X. Chen, C.-T. Liu, M. Zhang and H.P. Zhang. A forest-based approach to identifying gene and gene-gene interactions, PNAS, 104: 1919919203, 2007.

To Perform an Analysis:

  1. Apply the recursive classification tree program (rtree) using the individual SNPs as features and the disease status as the outcome. The description of the program and sample files are provided at our rtree page.
  2. Construct haplotype blocks containing the SNPs identified via rtree using Hapview. Please refer to Hapview (http://www.broad.mit.edu/mpg/haploview/download.php) for more information.
  3. Use SNPHAP to estimate the haplotype frequencies in the haplotype blocks identified in the previous step. Please see SNPHAP (http://www-gene.cimr.cam.ac.uk/clayton/software/) for details.
  4. Use HapForest to identify haplotypes and haplotype-haplotype interactions in association with the disease. The program can be downloaded here.
    1. Usage and Input files

      To invoke HapForest from command line, enter java-jar toRun.jar response_file hap_file1 hap_file2... in the installation folder.
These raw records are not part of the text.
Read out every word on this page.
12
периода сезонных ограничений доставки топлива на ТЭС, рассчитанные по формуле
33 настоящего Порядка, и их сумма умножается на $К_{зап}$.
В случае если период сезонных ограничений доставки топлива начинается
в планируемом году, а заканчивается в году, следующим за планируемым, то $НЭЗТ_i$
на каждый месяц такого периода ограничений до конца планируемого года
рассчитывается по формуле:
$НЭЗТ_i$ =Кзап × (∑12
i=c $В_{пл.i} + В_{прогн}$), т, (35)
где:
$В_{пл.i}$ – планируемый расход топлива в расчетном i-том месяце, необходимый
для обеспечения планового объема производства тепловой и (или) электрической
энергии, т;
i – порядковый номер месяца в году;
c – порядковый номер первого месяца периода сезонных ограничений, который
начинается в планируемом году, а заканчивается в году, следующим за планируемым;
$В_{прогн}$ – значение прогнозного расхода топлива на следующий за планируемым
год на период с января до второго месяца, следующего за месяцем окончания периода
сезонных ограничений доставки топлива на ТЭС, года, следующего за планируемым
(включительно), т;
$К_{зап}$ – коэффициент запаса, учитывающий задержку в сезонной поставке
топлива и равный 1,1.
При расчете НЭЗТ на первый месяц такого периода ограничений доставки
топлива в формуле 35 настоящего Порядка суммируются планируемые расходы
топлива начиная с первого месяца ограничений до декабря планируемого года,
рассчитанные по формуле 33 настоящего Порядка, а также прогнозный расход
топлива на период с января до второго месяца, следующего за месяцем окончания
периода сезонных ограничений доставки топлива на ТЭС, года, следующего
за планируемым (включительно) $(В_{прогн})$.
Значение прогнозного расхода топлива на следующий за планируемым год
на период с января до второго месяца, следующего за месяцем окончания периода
      The response_file is a file specifying the response (disease status) of each subject, in which1 stands for affected and 0 for unaffected. A sample response_file can be found here.

      The hap_file1 and hap_file2 and etc each corresponds to the haplotype configuration of a region, output from SNPHAP. The order of the subject in these files should be same as that of the response_file. A sample hap_file is provided here. The number of hap_files depends on the number of haplotype blocks identified in the previous steps.

    1. Output files

      Two types of output files are generated from the program.

      Real_out.txt is a file containing the haplotypes identified by HapForest. The first n rows in the file are dedicated to the haplotypes identified from the real data, where n is the number of haplotypes. For each haplotype, we list the haplotype block where the haplotype is from, its haplotype value, its importance value and its p-value. The remainder of the file lists maximum importance value of haplotypes from each permuted case. A sample Real_out.txt file with 5000 permuted cases can be found here.

      The configuration files with the names hapfile 1_config.txt and hapfile 2_config.txt and etc contain the relative orders of the haplotypes as they appear in Real_out.txt. For each case, real or permuted, the importance values of the haplotypes listed in hapfile 2_config.txt are appended after the importance values of the haplotypes in hapfile 1_config.txt and so on. A sample configuration file is provided here. Again the number of configuration files depends on the number of haplotype blocks.